If you explore the study materials section, you will find some advice about techniques of analyzing texts, formulating analytic "theses," and composing analytical journals. That word analytical is crucial. Your impressions are always relevant, but never central. We are concerned with the ways in which the texts we read grapple with fundamental human issues - not to what degree they measure up to your personal standards of taste.
At regular intervals, you will be expected to post on the class mailing list a short (two pages, or 400-500 word) analytic journal, which articulates an issue raised by a particular text and points out some of the ways in which the text confronts that issue. In other words, I will expect you to articulate a thesis about the text and then to demonstrate some of the most significant ways in which the text approaches that issue. The journals will be "guided," in that I will establish certain issues or aspects of the texts you write about I want you to focus on. Otherwise, you have a large degree of free choice. Please do not write about a text set as the primary discussion point of a particular session (unless you tackle a text from a date well beyond the date when you submit your journal).

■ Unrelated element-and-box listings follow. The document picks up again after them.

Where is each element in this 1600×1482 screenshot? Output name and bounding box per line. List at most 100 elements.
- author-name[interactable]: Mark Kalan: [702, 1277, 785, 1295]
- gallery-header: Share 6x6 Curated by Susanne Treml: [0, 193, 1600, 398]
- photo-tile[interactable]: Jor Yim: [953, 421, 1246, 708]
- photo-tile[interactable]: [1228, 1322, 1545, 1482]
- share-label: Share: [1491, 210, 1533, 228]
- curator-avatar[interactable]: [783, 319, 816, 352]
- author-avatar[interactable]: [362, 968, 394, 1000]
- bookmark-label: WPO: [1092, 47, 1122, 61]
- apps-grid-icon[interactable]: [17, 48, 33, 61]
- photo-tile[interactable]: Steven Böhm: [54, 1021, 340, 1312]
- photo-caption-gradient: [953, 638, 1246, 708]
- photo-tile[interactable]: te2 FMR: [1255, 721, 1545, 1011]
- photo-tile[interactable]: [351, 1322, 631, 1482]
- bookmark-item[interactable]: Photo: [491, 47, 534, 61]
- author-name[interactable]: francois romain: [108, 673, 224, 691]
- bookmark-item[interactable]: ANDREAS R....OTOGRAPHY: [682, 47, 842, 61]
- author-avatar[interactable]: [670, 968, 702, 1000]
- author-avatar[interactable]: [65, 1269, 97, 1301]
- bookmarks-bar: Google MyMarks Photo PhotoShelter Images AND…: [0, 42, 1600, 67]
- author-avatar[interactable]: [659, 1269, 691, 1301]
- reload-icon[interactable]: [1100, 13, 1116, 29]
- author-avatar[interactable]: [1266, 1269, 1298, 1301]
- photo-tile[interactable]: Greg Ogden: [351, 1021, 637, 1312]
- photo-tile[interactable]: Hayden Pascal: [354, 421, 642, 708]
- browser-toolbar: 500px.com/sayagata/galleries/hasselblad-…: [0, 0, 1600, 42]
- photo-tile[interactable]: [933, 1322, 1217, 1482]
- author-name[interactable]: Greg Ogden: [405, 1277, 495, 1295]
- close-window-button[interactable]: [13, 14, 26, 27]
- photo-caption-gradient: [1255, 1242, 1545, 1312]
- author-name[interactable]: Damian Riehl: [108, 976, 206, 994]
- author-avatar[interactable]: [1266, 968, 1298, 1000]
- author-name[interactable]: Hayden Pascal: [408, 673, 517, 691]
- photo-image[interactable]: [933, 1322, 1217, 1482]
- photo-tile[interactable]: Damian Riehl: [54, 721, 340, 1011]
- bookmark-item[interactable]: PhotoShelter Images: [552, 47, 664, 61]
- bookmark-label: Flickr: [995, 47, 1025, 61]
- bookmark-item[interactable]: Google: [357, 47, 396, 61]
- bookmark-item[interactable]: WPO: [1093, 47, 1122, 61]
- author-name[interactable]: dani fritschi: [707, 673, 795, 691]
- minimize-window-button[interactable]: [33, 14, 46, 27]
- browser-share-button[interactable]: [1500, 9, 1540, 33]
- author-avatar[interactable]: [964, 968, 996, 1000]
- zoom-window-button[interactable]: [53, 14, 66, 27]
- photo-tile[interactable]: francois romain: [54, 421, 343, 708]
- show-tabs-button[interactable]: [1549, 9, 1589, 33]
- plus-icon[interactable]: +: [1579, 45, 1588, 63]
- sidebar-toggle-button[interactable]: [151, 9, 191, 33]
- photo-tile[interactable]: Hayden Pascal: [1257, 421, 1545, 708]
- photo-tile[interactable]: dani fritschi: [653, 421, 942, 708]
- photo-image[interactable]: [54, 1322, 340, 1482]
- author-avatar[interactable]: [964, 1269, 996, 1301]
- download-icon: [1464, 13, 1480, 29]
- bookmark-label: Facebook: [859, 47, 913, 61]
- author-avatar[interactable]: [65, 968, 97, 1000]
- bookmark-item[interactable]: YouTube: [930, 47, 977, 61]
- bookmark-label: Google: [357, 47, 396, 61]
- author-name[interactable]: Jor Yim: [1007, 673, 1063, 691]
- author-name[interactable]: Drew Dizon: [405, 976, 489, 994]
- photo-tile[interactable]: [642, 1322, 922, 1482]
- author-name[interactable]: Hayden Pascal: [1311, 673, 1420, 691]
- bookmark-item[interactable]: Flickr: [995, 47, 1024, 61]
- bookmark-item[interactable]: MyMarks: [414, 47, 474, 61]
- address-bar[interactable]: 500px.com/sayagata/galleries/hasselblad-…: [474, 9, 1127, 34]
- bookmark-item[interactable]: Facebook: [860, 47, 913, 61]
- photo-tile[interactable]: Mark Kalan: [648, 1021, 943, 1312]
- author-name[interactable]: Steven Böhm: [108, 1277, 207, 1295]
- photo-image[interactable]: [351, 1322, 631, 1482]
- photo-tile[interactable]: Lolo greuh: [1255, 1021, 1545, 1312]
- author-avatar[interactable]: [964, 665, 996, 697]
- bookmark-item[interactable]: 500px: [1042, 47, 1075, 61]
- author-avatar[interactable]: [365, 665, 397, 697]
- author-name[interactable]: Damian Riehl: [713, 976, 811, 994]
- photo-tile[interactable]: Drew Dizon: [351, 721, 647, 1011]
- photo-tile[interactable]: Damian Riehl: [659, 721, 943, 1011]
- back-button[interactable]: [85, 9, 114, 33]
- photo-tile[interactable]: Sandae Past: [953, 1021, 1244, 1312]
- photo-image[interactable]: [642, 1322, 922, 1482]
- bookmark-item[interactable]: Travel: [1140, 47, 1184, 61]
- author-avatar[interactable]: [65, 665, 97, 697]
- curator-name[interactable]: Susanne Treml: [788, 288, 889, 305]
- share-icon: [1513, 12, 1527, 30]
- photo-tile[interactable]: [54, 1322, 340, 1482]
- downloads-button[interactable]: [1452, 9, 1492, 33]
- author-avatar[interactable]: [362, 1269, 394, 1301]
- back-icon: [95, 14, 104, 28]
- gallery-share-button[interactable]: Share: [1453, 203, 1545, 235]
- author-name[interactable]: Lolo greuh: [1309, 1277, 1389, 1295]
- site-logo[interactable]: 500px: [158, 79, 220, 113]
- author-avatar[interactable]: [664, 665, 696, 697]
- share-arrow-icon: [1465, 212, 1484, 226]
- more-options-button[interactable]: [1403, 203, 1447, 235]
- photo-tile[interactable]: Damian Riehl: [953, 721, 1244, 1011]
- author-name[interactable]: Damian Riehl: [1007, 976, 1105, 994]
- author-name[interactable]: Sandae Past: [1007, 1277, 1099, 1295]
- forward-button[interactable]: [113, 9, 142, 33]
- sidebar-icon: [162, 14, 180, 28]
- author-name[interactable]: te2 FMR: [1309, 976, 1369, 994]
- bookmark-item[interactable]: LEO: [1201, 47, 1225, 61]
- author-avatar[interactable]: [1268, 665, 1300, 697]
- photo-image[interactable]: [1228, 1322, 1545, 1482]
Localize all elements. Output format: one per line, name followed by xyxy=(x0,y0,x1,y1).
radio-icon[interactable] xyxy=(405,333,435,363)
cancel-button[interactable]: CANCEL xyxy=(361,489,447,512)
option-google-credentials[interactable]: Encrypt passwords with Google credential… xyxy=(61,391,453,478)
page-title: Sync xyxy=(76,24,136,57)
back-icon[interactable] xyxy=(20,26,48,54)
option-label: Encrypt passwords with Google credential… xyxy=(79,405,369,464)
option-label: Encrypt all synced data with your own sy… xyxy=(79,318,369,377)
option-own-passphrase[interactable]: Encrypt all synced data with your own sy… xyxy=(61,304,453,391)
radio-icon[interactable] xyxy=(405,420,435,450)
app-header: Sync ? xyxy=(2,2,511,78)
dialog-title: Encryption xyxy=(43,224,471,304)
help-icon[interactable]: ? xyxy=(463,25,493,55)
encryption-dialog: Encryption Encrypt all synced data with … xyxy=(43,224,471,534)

The use of the class mailing list is an effort to generate a discussion chain outside our class meetings. You should always feel free to address issues/questions raised in class, or to respond (politely) to your classmates.
Story-tellers often make use of formulas -- recognizable patterns of plot. The new story need not always follow the "rules" in a simplistic fashion -- the storyteller can also subtly diverge from the paradigm.
Journal "guidance": (you may undertake these projects in whatever order you wish)
Basically, I will expect you to offer a five-minute oral presentation to the class, offering a thesis about one of the collections we only sampled. What are the stories as a group "about?" And how/where is this issue presented and developed?